Tag Archives: fail

[Tech] Not what I expected to come out of his toolbox..

I have just had a very nice man fix my boiler* with a bicycle pump.

No really, the expansion vessel had lost pressure which was causing the pressure release valve to empty the heating system into my back garden.
The fix to this is to repressurize the expansion vessel with a bicycle pump.

As a geek, this is somewhat disappointing, as I could have done that.. if I had known.  Ok I didn’t know, and while I did do some research on the web that was one of a few potential solutions so it was best for me to hire someone who has had the required training.

* No he wasn’t from the AA but Centrona Gas Services.. **
** This isn’t much of a plug, more so I remember them for next time..

[Home] When the music stops..

This weekend has not been my finest, I had a couple of DIY jobs to do and some other jobs to get on with..

The short version of the story is me drilling through my ring main, and having to knock a rather larger hole in the wall than I was expecting..
Everyone is fine this is a tail of ineptitude not of mortal perils or bloodshed..

This means that I have been spending rather a lot of time trying to put that right so not looked at anything else that I was supposed to be doing.. arg.

In the longer story, I was fitting a new plug socket in the kitchen, and patching up a small section of wall which had been behind the cupboards which I took down, (or rather I had help taking down), so we could have a new fridge.
That should have been not that hard, I have done similar before..
Only I had miss remembered the exact route taken to get to the other kitchen sockets and quite neatly drilled through the ring main..

I knew what had happened, as the drill stopped and more importantly so did the radio and everything else..

So to fix that I had to chase out a section of cable so I could replace the damaged section, and move where I was going to site my new socket..
All of which resulted in me hacking quite a large amount of plaster off the wall..

Now the wall behind the new socket location was unstable, so I couldn’t drill into it to mount the new socket, so I had to mix up some morter and try and fill it in..

After leaving that over night to dry, I was disappointed to discover that it had failed to go off and was basically just sand.. which crumbled at the slightest touch.
So I had to hack that all out again, go buy some fresh morter and start again..

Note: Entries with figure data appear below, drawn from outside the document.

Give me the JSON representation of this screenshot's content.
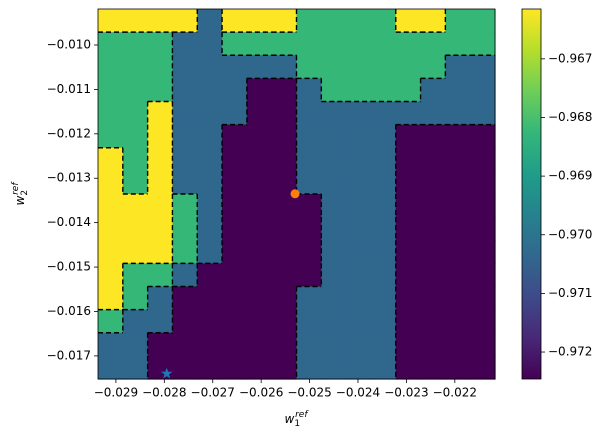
{
  "chart_data": {
    "type": "contourf",
    "xlabel": {
      "base": "w",
      "sub": "1",
      "sup": "ref"
    },
    "ylabel": {
      "base": "w",
      "sub": "2",
      "sup": "ref"
    },
    "xlim": [
      -0.02937,
      -0.02117
    ],
    "ylim": [
      -0.01752,
      -0.00919
    ],
    "xticks": [
      {
        "value": -0.029,
        "label": "−0.029"
      },
      {
        "value": -0.028,
        "label": "−0.028"
      },
      {
        "value": -0.027,
        "label": "−0.027"
      },
      {
        "value": -0.026,
        "label": "−0.026"
      },
      {
        "value": -0.025,
        "label": "−0.025"
      },
      {
        "value": -0.024,
        "label": "−0.024"
      },
      {
        "value": -0.023,
        "label": "−0.023"
      },
      {
        "value": -0.022,
        "label": "−0.022"
      }
    ],
    "yticks": [
      {
        "value": -0.017,
        "label": "−0.017"
      },
      {
        "value": -0.016,
        "label": "−0.016"
      },
      {
        "value": -0.015,
        "label": "−0.015"
      },
      {
        "value": -0.014,
        "label": "−0.014"
      },
      {
        "value": -0.013,
        "label": "−0.013"
      },
      {
        "value": -0.012,
        "label": "−0.012"
      },
      {
        "value": -0.011,
        "label": "−0.011"
      },
      {
        "value": -0.01,
        "label": "−0.010"
      }
    ],
    "levels": [
      -0.9725,
      -0.9715,
      -0.9695,
      -0.968,
      -0.9665
    ],
    "level_colors": [
      "#440154",
      "#30678d",
      "#35b778",
      "#fde724"
    ],
    "colormap": [
      "#440154",
      "#482878",
      "#3e4a89",
      "#31688e",
      "#26828e",
      "#1f9e89",
      "#35b779",
      "#6ece58",
      "#b5de2b",
      "#fde725"
    ],
    "clim": [
      -0.97246,
      -0.96615
    ],
    "cticks": [
      {
        "value": -0.972,
        "label": "−0.972"
      },
      {
        "value": -0.971,
        "label": "−0.971"
      },
      {
        "value": -0.97,
        "label": "−0.970"
      },
      {
        "value": -0.969,
        "label": "−0.969"
      },
      {
        "value": -0.968,
        "label": "−0.968"
      },
      {
        "value": -0.967,
        "label": "−0.967"
      }
    ],
    "z": [
      [
        -0.9668,
        -0.9668,
        -0.9668,
        -0.9668,
        -0.9703,
        -0.9668,
        -0.9668,
        -0.9668,
        -0.9688,
        -0.9688,
        -0.9688,
        -0.9688,
        -0.9668,
        -0.9668,
        -0.9688,
        -0.9688
      ],
      [
        -0.9688,
        -0.9688,
        -0.9688,
        -0.9703,
        -0.9703,
        -0.9688,
        -0.9688,
        -0.9688,
        -0.9688,
        -0.9688,
        -0.9688,
        -0.9688,
        -0.9688,
        -0.9688,
        -0.9688,
        -0.9688
      ],
      [
        -0.9688,
        -0.9688,
        -0.9688,
        -0.9703,
        -0.9703,
        -0.9703,
        -0.9703,
        -0.9703,
        -0.9688,
        -0.9688,
        -0.9688,
        -0.9688,
        -0.9688,
        -0.9688,
        -0.9703,
        -0.9703
      ],
      [
        -0.9688,
        -0.9688,
        -0.9688,
        -0.9703,
        -0.9703,
        -0.9703,
        -0.9722,
        -0.9722,
        -0.9703,
        -0.9688,
        -0.9688,
        -0.9688,
        -0.9688,
        -0.9703,
        -0.9703,
        -0.9703
      ],
      [
        -0.9688,
        -0.9688,
        -0.9668,
        -0.9703,
        -0.9703,
        -0.9703,
        -0.9722,
        -0.9722,
        -0.9703,
        -0.9703,
        -0.9703,
        -0.9703,
        -0.9703,
        -0.9703,
        -0.9703,
        -0.9703
      ],
      [
        -0.9688,
        -0.9688,
        -0.9668,
        -0.9703,
        -0.9703,
        -0.9722,
        -0.9722,
        -0.9722,
        -0.9703,
        -0.9703,
        -0.9703,
        -0.9703,
        -0.9722,
        -0.9722,
        -0.9722,
        -0.9722
      ],
      [
        -0.9668,
        -0.9688,
        -0.9668,
        -0.9703,
        -0.9703,
        -0.9722,
        -0.9722,
        -0.9722,
        -0.9703,
        -0.9703,
        -0.9703,
        -0.9703,
        -0.9722,
        -0.9722,
        -0.9722,
        -0.9722
      ],
      [
        -0.9668,
        -0.9688,
        -0.9668,
        -0.9703,
        -0.9703,
        -0.9722,
        -0.9722,
        -0.9722,
        -0.9703,
        -0.9703,
        -0.9703,
        -0.9703,
        -0.9722,
        -0.9722,
        -0.9722,
        -0.9722
      ],
      [
        -0.9668,
        -0.9668,
        -0.9668,
        -0.9688,
        -0.9703,
        -0.9722,
        -0.9722,
        -0.9722,
        -0.9722,
        -0.9703,
        -0.9703,
        -0.9703,
        -0.9722,
        -0.9722,
        -0.9722,
        -0.9722
      ],
      [
        -0.9668,
        -0.9668,
        -0.9668,
        -0.9688,
        -0.9703,
        -0.9722,
        -0.9722,
        -0.9722,
        -0.9722,
        -0.9703,
        -0.9703,
        -0.9703,
        -0.9722,
        -0.9722,
        -0.9722,
        -0.9722
      ],
      [
        -0.9668,
        -0.9668,
        -0.9668,
        -0.9688,
        -0.9703,
        -0.9722,
        -0.9722,
        -0.9722,
        -0.9722,
        -0.9703,
        -0.9703,
        -0.9703,
        -0.9722,
        -0.9722,
        -0.9722,
        -0.9722
      ],
      [
        -0.9668,
        -0.9688,
        -0.9688,
        -0.9703,
        -0.9722,
        -0.9722,
        -0.9722,
        -0.9722,
        -0.9722,
        -0.9703,
        -0.9703,
        -0.9703,
        -0.9722,
        -0.9722,
        -0.9722,
        -0.9722
      ],
      [
        -0.9668,
        -0.9688,
        -0.9703,
        -0.9722,
        -0.9722,
        -0.9722,
        -0.9722,
        -0.9722,
        -0.9703,
        -0.9703,
        -0.9703,
        -0.9703,
        -0.9722,
        -0.9722,
        -0.9722,
        -0.9722
      ],
      [
        -0.9688,
        -0.9703,
        -0.9703,
        -0.9722,
        -0.9722,
        -0.9722,
        -0.9722,
        -0.9722,
        -0.9703,
        -0.9703,
        -0.9703,
        -0.9703,
        -0.9722,
        -0.9722,
        -0.9722,
        -0.9722
      ],
      [
        -0.9703,
        -0.9703,
        -0.9722,
        -0.9722,
        -0.9722,
        -0.9722,
        -0.9722,
        -0.9722,
        -0.9703,
        -0.9703,
        -0.9703,
        -0.9703,
        -0.9722,
        -0.9722,
        -0.9722,
        -0.9722
      ],
      [
        -0.9703,
        -0.9703,
        -0.9722,
        -0.9722,
        -0.9722,
        -0.9722,
        -0.9722,
        -0.9722,
        -0.9703,
        -0.9703,
        -0.9703,
        -0.9703,
        -0.9722,
        -0.9722,
        -0.9722,
        -0.9722
      ]
    ],
    "markers": [
      {
        "x": -0.0253,
        "y": -0.01335,
        "color": "#ff7f0e",
        "shape": "circle"
      },
      {
        "x": -0.02795,
        "y": -0.0174,
        "color": "#1f77b4",
        "shape": "star"
      }
    ]
  }
}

I now have a more solid looking wall behind the socket, I will have to leave it a bit longer before I am willing to drill holes in it to mount the socket back box..

Once that is in, I will be able to wire everything back up again and turn the power back on..
Oh and slowly start filling on the rest of my gigantic hole..

I will get it fixed, it is just going to take rather a lot longer than I was hoping..

[www] Microsoft IIS HTTPS ping of death

So I have been intrigued by the news coverage or lack of it from a bug reported in Microsoft’s IIS webserver last week.  What makes this slightly unusual is that Microsoft released a patch on Tuesday, and by Thursday some bight spark had worked out what exactly the patch fixed and worked out that if you gave a very interesting poke at an unpatched IIS webserver then it would blue screen.

The interesting magic to test if a server is vulnerable being:

curl -v [ipaddress]/static.png -H "Host: test" -H "Range: bytes=0-18446744073709551615"

Simply change the 0- to 20- and the server instantly hits the blue screen of death. Manual intervention is required some poor operator has to reboot the computer for it to be usable again.

So how much press did this bug get, practically zero. It was reported in the Register, but from the main stream news outlets nothing. Which is interesting, as the recent must patch now bugs for Linux, heartbleed for example got quite a bit of press. Admittedly that bug was in the openSSL package, that is used for encryption, but it also didn’t have the power to crash the server. Maybe it was the fact it had a way cooler name that helped it get attention.

What is very interesting is that both bugs were caused by the same very simple mistake. Accepting input and not checking that input is valid before you act on it. A very clear explanation of the heartbleed issue in cartoon form is given by XKCD. In one it can be used to reveal information, and in the other crash the server.

Hang on a minute, an instruction sent to an open port on a server had the opportunity to crash the whole server! Not just the webserver, or the currently active thread that is returning a single web page, but the whole server. Really.
This is because of an arms race between IIS and Apache that happened a few years back, both were trying to demonstrate that they were the fastest webserver at a range of tasks, one of which was returning HTTPS webpages.
In order to try and gain an advantage in that race, Microsoft broke a security model. They moved the HTTPS handling of the IIS webserver into the kernel, the main core part of the operating system. This made the processing of HTTPS pages faster, but it means that a simple bug will crash the whole server.

Which is why people don’t host critical systems on Microsoft webservers, they know that bugs like this one will be out there, the code base isn’t being independently checked, and that security standards are ignored to try and satisfy performance problems.